Kan kerjaane iku becak, lek ngekei belonjo iku yowes jarang oleh opo iku. Yowes nggak kuat, terus melarikan diri mangkanya nggak kuat wesan. Soale nggak kumpul….. Terjemahan penulis: Kan kerjanya itu becak, kalau memberi nafkah itu yaudah jarang dapat apa-apa. Yaudah nggak kuat, terus melarikan diri mangkanya nggak kuat sudah. Soalnya nggak kumpul…………… C.
Dampak Kelalaian Tanggung Jawab Suami Sebagai Alasan Gugat Nafkah
Madliyah Tanpa Perceraian Gugatan nafkah tanpa adanya perceraian, merupakan gugatan nafkah yang sangat jarang terjadi dilakukan masyarakat RT.02 RW.02 Kelurahan Bugulkidul Kecamatan Bugulkidul Kota Pasuruan. Mungkin tidak hanya Kelurahan Bugulkidul saja, tetapi berbagai daerah lain yang penduduknya mayoritas muslim. Karena ingin mendapatkan nafkah untuk dirinya, Ibu Salamah dan Ibu Dewi meminta gugat nafkah madliyah tanpa adanya perceraian.
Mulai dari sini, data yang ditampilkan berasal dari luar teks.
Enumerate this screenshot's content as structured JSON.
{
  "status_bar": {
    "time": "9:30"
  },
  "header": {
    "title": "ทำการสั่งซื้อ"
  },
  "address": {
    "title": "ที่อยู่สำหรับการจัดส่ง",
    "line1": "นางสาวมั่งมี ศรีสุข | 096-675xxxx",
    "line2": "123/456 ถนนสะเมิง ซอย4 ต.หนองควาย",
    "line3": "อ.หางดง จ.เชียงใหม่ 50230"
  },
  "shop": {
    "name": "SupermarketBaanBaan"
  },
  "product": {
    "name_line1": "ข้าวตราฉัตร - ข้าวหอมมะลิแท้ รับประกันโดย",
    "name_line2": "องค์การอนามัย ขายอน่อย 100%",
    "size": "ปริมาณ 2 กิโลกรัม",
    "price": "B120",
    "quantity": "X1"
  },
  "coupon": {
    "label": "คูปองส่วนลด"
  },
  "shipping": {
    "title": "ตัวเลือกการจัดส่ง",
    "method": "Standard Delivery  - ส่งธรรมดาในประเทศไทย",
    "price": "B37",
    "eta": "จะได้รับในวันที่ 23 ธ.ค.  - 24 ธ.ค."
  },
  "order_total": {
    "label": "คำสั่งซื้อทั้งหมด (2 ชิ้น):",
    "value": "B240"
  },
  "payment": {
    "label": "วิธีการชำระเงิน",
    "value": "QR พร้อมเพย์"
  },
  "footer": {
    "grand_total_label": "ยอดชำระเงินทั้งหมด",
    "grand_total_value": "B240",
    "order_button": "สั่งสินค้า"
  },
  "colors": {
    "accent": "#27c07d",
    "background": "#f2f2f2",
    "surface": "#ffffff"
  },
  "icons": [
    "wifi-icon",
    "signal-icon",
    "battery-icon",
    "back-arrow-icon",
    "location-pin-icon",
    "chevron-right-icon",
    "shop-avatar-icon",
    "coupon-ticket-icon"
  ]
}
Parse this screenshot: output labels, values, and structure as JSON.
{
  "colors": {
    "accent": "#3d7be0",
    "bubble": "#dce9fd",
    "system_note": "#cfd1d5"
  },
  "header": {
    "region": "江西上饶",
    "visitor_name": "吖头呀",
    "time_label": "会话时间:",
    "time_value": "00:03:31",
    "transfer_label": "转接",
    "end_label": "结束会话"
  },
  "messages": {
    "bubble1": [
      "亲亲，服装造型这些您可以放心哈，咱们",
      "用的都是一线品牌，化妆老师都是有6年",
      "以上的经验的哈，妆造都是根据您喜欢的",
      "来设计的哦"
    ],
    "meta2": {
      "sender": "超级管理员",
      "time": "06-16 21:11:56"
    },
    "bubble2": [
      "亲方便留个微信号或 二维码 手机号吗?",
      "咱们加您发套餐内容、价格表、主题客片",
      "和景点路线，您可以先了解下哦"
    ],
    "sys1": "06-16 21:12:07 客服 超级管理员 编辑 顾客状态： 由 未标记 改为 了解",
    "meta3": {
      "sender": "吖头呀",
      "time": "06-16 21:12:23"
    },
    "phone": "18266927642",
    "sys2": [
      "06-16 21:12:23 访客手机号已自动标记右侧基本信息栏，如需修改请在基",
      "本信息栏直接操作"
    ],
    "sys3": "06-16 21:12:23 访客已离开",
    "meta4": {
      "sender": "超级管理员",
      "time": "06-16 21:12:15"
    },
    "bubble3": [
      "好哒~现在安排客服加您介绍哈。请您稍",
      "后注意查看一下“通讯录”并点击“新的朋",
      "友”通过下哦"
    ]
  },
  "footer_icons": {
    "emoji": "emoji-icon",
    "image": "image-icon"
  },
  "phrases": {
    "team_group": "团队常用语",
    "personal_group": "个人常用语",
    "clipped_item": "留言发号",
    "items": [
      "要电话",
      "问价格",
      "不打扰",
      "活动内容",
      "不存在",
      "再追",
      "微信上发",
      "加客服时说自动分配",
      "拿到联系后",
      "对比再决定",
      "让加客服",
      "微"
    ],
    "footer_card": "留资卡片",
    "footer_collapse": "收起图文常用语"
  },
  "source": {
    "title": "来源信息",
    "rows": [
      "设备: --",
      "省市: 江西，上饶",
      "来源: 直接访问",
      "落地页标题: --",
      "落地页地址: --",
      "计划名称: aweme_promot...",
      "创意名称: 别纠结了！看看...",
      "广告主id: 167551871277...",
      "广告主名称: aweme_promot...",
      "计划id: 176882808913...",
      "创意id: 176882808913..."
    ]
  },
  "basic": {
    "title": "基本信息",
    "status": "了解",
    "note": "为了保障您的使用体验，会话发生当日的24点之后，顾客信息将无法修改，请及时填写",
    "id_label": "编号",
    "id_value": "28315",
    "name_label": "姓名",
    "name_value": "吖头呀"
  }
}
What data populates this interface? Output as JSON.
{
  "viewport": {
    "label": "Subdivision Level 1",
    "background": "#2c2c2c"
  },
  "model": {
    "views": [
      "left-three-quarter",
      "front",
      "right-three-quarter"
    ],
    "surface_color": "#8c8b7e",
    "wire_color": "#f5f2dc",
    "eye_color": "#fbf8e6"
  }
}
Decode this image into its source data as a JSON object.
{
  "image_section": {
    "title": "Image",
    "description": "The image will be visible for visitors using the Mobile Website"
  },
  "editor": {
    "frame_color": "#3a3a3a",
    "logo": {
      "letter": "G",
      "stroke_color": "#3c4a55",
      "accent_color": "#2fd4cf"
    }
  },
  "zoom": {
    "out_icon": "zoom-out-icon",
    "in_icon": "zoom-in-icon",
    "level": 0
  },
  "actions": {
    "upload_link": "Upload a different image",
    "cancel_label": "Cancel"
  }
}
Karena ingin mendapatkan nafkah dari suami maka, pihak isteri
meminta nafkah kepada suami melalui gugat nafkah Madliyah tanpa adanya perceraian. Berdasarkan kehidupan Ibu Salamah dengan adanya gugat nafkah tanpa adanya perceraian. Sehingga membuat Suharji, tidak berkumpul dalam satu rumah lagi dengan Ibu Salamah. Lantaran sama-sama tidak ingin saling bertatap muka, apalagi tinggal satu rumah. Segala perbuatan manusia akan memiliki dampak yang bisa bersifat positif atau negatif. Namun, seorang suami yang melalaikan tanggung jawabnya memberikan nafkah
kepada keluarga, hal ini akan memberikan dampak kepada istri dan anak-anak yang ditingglkan. Adapun dampak yang diterima oleh Ibu Salamah , yaitu datangnya dari: 1. Keluarga (istri dan ank-anak) Kasus yang terjadi pada keluarga Ibu Salamah ini merupakan hal yang sangat memprihatinkan. Suharji yang telah melalaikan tanggung jawabnya telah memberikan dampak tersendiri bagi Ibu Salamah. Sebagaimana penjelasan dari Ibu Salamah, yaitu: Saya nggak apa-apa………bagi saya suami saya itu seperti orang lain, kalau kepanggih kulo niku melayu, wedhi-wedhi karepe dewe. Kate njalok harta gono-gini…..lek njalok harta gono-gini, kongkon nyahuri disek hutange seng rongatos wolong puluh telu. Mari nyahur hutang rongatos wolong puluh telu juta, ayo umah di dhol. Lawong suami saya nikah sama saya itu nggak bawa apa-apa…..nggak berani. Terjemahan Penulis: Saya nggak apa-apa…..bagi saya suami saya itu seperti orang lain, kalau bertemu saya itu lari, takut-takut maunya sendiri. Mau minta harta gono-gini…..kalau minta harta gono-gini, suruh lunasin dulu hutangnya yang dua ratus delapan puluh tiga. Sesudah lunasin hutang dua ratus delapan puluh tiga juta, ayo rumah dijual. Sedangkan suami saya nikah sama saya itu tidak bawa apa-apa…..tidak berani. Hal demikian, tidak hanya memberikan dampak kepada Ibu Salamah sebagai istri saja, melainkan juga memberikan dampak kepada anak-anak selaku anggota keluarga yang ada di dalam rumah tangga. Adapun dampak bagi anak-anak menurut Ibu Salamah adalah: Anak seng cilik iki nggak gelem karo bapa’e , kalau kakak-kakanya yach masih mau sama bapaknya. Yo….jenenge arek yo rodhok adoh ambek bapa’e. yo wes, opo sembarang seng diperlukno iku opo jareaku lek ono keperluan kadang aku, yo kadang bapa’e, kulo ngetenaken “ibu mek iso nyangoni ko’on ambek mangan,lek butuh opoopo….kono njalu’o nang bapa’e. Tapi arek-arek iku rodho’ nurut ambek bapa’e, lek ambek aku rodho’ngelamak.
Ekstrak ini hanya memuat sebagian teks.